Чаша любви — страница 12 из 42

Фантастика! Впервые при Константине нет торта.

На дрожащих губах едва удерживается улыбка. Глаза — испуганные:

— Алена, я…

— А где торт? — перебиваю бесцеремонно. — Без торта не пущу. Вчера испортил!

Константин так напуган, что не понимает шутки. Но глаза его маленько повеселели. Как же! С тортом обещали пустить. А может быть, и простить.

Он зажимает букет под мышкой, потом спохватывается и дарит его мне. Извиняется. Я принимаю, конечно… принимаю цветы с суровым видом амазонки. Мне просто любопытно, что будет дальше. Ведь Константин сейчас действует без консультанта, на свои страх и риск. Избавившись от букета, он начинает разыскивать по карманам кошелек:

— Торт? Это я мигом! Как же я забыл!

— Да, испортил вчера торт. Сам виноват!

«Какая-то я сегодня не злая».

Наконец он нащупал искомое, в глазах появилась некая осмысленность:

— Вот он! Кошелек…

— Зачем?

— Как зачем? — Константин удивлен. — За тортом же бежать. Или у вас бесплатно дают?

Мне смешно. Но я креплюсь. Наш Константин или действительно безумно напуган, или он так шутит.

Я хватаю его за рукав и втаскиваю в квартиру:

— Заходи уж без торта! Вчерашний будем есть.

Константин дальше прихожей не идет — не решается. «Не надо было хлопать дверью!» Он прислоняется спиной к стенке, смотрит на меня виноватыми глазами:

— Прости, Алена! Вчера я вел себя, как дурак. Наговорил ерунды… И вообще…

— Да что уж! Дело житейское, — отвечаю я излюбленной фразочкой известного литературного героя.

Константин переминается с ноги на ногу:

— Я виноват…

— Ну хорошо, хорошо, виноват! Хватит извиняться. Проходи куда-нибудь, присаживайся. Ориентируешься в квартире? Я сейчас чайник поставлю.

Но Константина, кажется, не остановить:

— Я ночь не спал. Все мучился: как я мог так сорваться, как мог обидеть тебя? Кто дал мне право на тебя кричать? На тебя со злостью смотреть. Почему позволил себе в чужом доме хлопать дверью?

Я начинаю нервничать:

— Всякое бывает, Костя. Иногда и занесет. Ты с цветами — считай, ты прощен!

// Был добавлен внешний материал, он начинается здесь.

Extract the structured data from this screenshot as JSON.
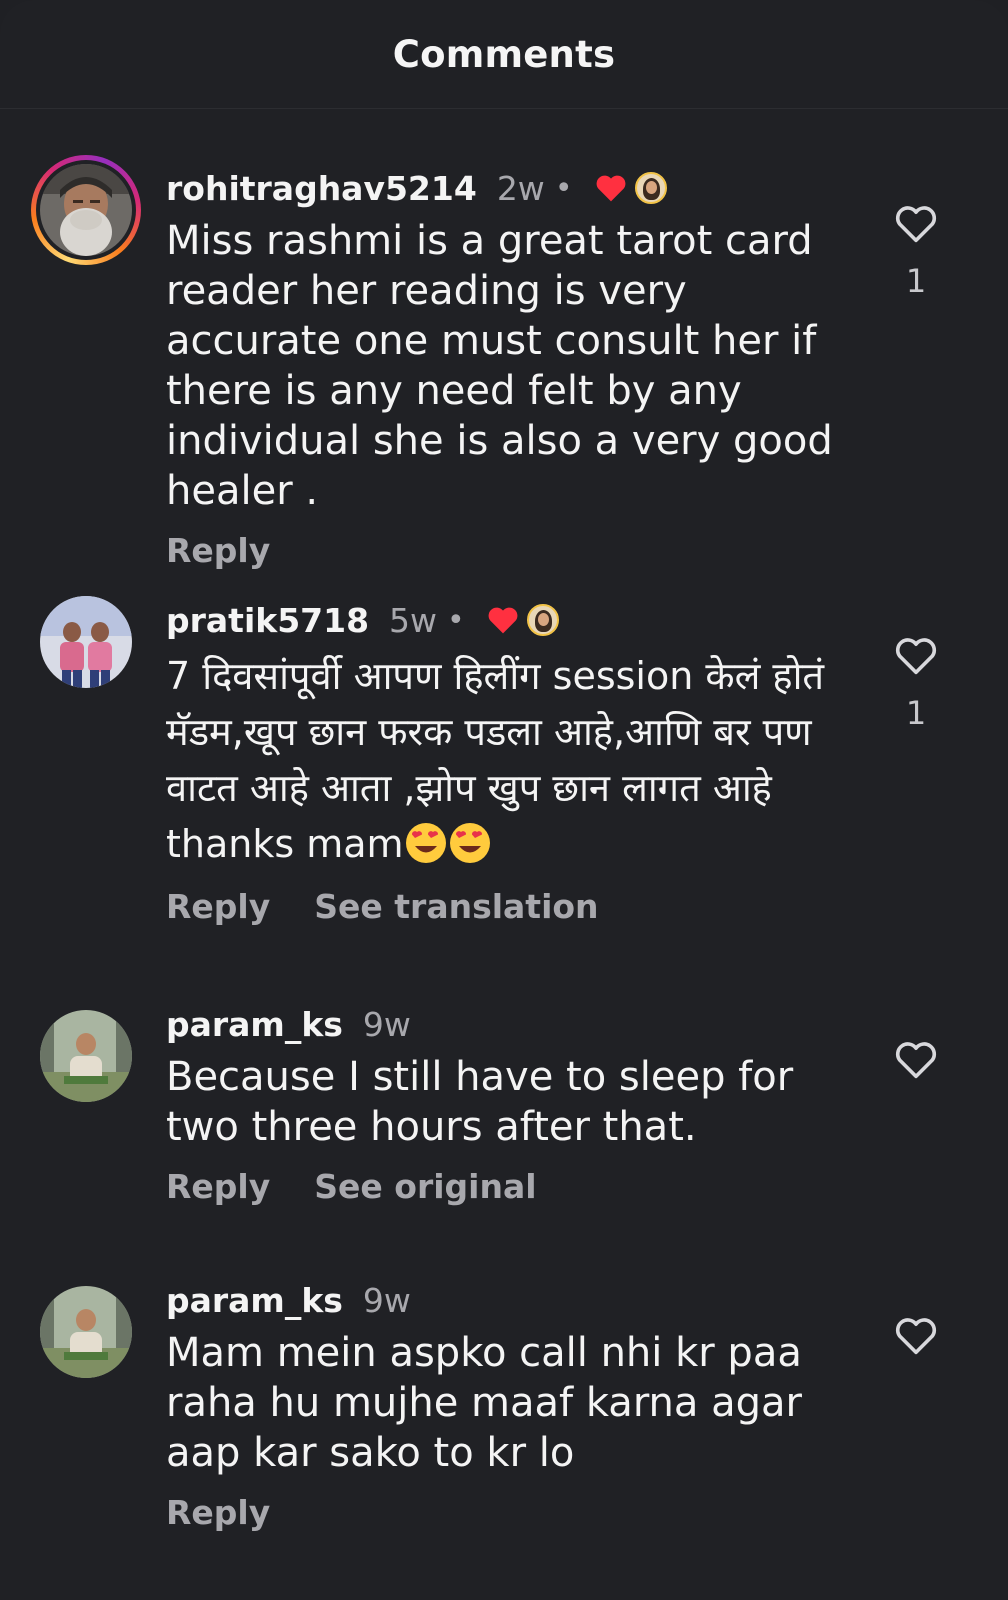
{
  "header": {
    "title": "Comments"
  },
  "colors": {
    "background": "#202125",
    "text": "#f4f4f4",
    "muted": "#a8a8ad",
    "heart": "#ff3040",
    "story_ring": [
      "#feda75",
      "#fa7e1e",
      "#d62976",
      "#962fbf"
    ]
  },
  "comments": [
    {
      "username": "rohitraghav5214",
      "time": "2w",
      "dot": "•",
      "liked_by_creator": true,
      "story_ring": true,
      "text": "Miss rashmi is a great tarot card reader her reading is very accurate one must consult her if there is any need felt by any individual she is also a very good healer .",
      "actions": [
        "Reply"
      ],
      "like_count": "1"
    },
    {
      "username": "pratik5718",
      "time": "5w",
      "dot": "•",
      "liked_by_creator": true,
      "story_ring": false,
      "text": "7 दिवसांपूर्वी आपण हिलींग session केलं होतं मॅडम,खूप छान फरक पडला आहे,आणि बर पण वाटत आहे आता ,झोप खुप छान लागत आहे thanks mam",
      "emojis": [
        "smiling-face-with-heart-eyes",
        "smiling-face-with-heart-eyes"
      ],
      "actions": [
        "Reply",
        "See translation"
      ],
      "like_count": "1"
    },
    {
      "username": "param_ks",
      "time": "9w",
      "liked_by_creator": false,
      "story_ring": false,
      "text": "Because I still have to sleep for two three hours after that.",
      "actions": [
        "Reply",
        "See original"
      ],
      "like_count": ""
    },
    {
      "username": "param_ks",
      "time": "9w",
      "liked_by_creator": false,
      "story_ring": false,
      "text": "Mam mein aspko call nhi kr paa raha hu mujhe maaf karna agar aap kar sako to kr lo",
      "actions": [
        "Reply"
      ],
      "like_count": ""
    }
  ]
}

Он, оглядываясь на меня, будто не вполне еще мне веря, проходит на кухню и занимает вчерашнюю позицию. Он эту позицию всегда занимает — облюбовал.

Достаю из холодильника обезображенный торт, ставлю перед гостем.

«Декорации те же».

Но, кажется, те же и речи!

Усевшись поудобнее, поосновательнее, укрепившись духом, Константин начинает:

— Ночь я не спал, Алена, все думал…

— Ты хоть костюм-то снимал? — вставляю я язвительное.

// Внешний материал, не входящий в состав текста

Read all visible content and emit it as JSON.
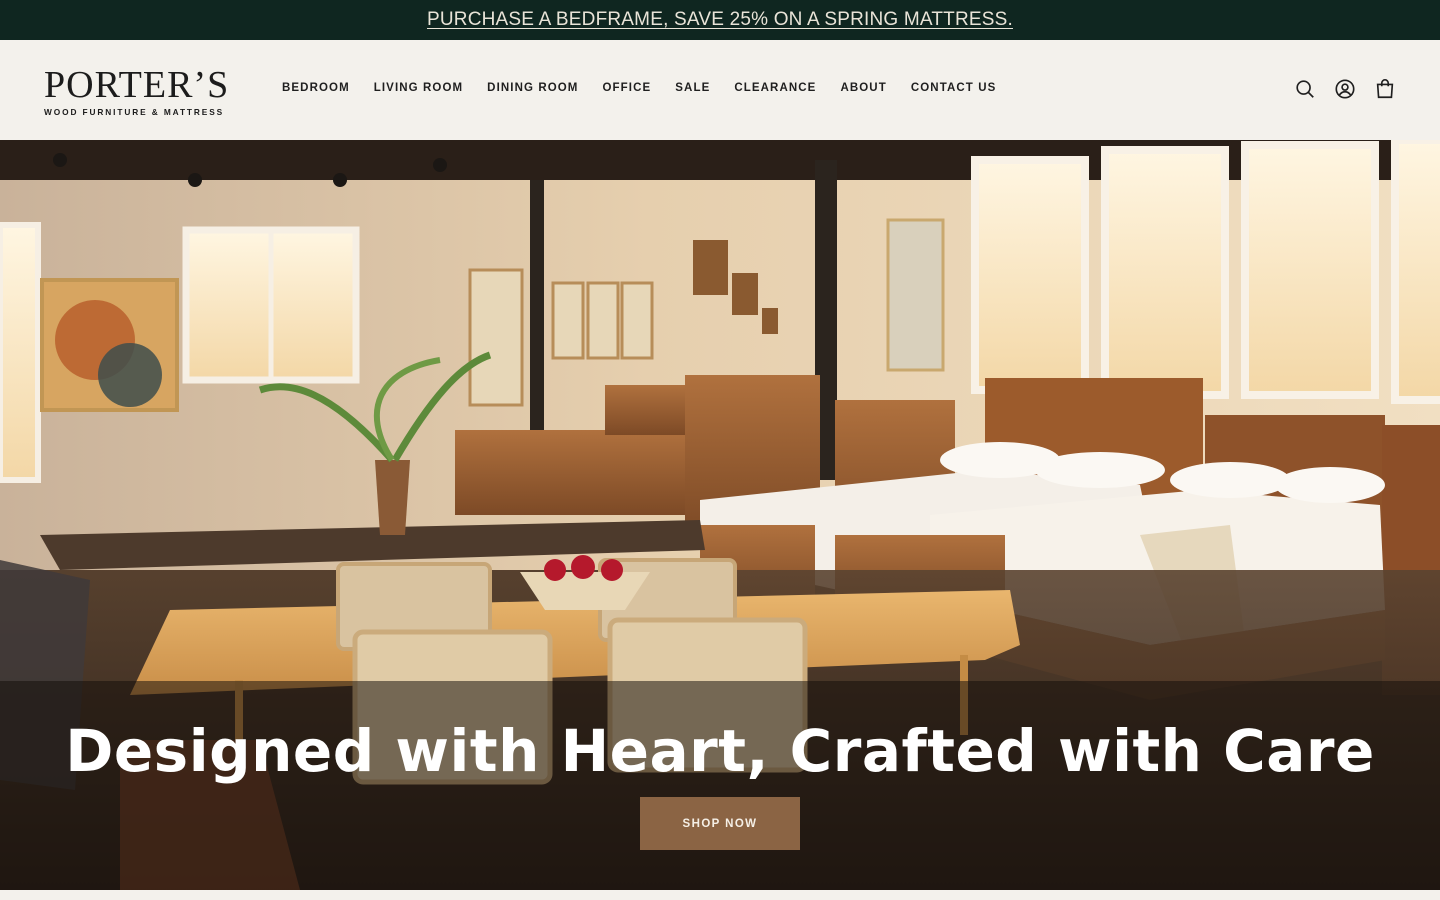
{
  "announcement": {
    "text": "PURCHASE A BEDFRAME, SAVE 25% ON A SPRING MATTRESS."
  },
  "brand": {
    "name": "PORTER’S",
    "tagline": "WOOD FURNITURE & MATTRESS"
  },
  "nav": {
    "items": [
      {
        "label": "BEDROOM"
      },
      {
        "label": "LIVING ROOM"
      },
      {
        "label": "DINING ROOM"
      },
      {
        "label": "OFFICE"
      },
      {
        "label": "SALE"
      },
      {
        "label": "CLEARANCE"
      },
      {
        "label": "ABOUT"
      },
      {
        "label": "CONTACT US"
      }
    ]
  },
  "header_icons": [
    "search-icon",
    "account-icon",
    "cart-icon"
  ],
  "hero": {
    "title": "Designed with Heart, Crafted with Care",
    "cta": "SHOP NOW"
  },
  "colors": {
    "announcement_bg": "#0f2620",
    "header_bg": "#f3f1ec",
    "cta_bg": "#8b6444",
    "text_dark": "#1f1f1f"
  }
}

Он несколько секунд смотрит на меня, соображает.

— У тебя хорошее настроение с утра.

— Уже полдень.

— Все равно — хорошее настроение, — кивает Константин. — Так вот думал я все, думал. Не спал…

— И что же ты наконец надумал? — у меня опять тревожно на сердце.

Константин вскидывает на меня печальные глаза:

— Алена, милая! Почему бы тебе не выйти за меня замуж? Будем вместе писать, вместе ездить. Переберешься ко мне. Родителей моих подвинем. А может, на первое время снимем квартирку. Можно даже не квартирку, а в деревне дом; у меня есть один на примете — над рекой, а на задворках лес.

Я с минуту серьезно смотрю на него. Константин осекается и замолкает. Глядит вопросительно. Или он чего-то недопонимает, или я вчера выразилась недостаточно ясно.

— Нет, Костя! Нет, дорогой друг, — я намеренно напираю на слово «друг» и ловлю себя на том, что скучаю по Диккенсу. — Ничего не получится. Ты хороший парень, но не мой идеал. Не тебя я вижу во сне.

— Идеал, идеал! Во сне, во сне! — скептически изрекает Константин, будто насмехается, но в глазах у него нет насмешки; там опять начинает разгораться злоба (однако, темпераментный какой!). — Ты, прости, будто живешь в девятнадцатом веке. Офицерика-декабриста ждешь? Оглянись — век двадцатый уже на исходе. Идеал можно встретить лишь в рекламном ролике. Но длится-то ролик от силы минуту. Так и в жизни. Увидишь кого-нибудь, подумаешь: вот идеал… Но оглянуться не успеешь, как сама же и развенчаешь его. Откроешь вдруг, что герой твой вилкой с ножом пользоваться не умеет, или косноязыкий — двух слов не в силах связать, или пахнет у него изо рта, как у дракона, или еще что-нибудь в этом роде. Это я тебе как литератор литератору говорю.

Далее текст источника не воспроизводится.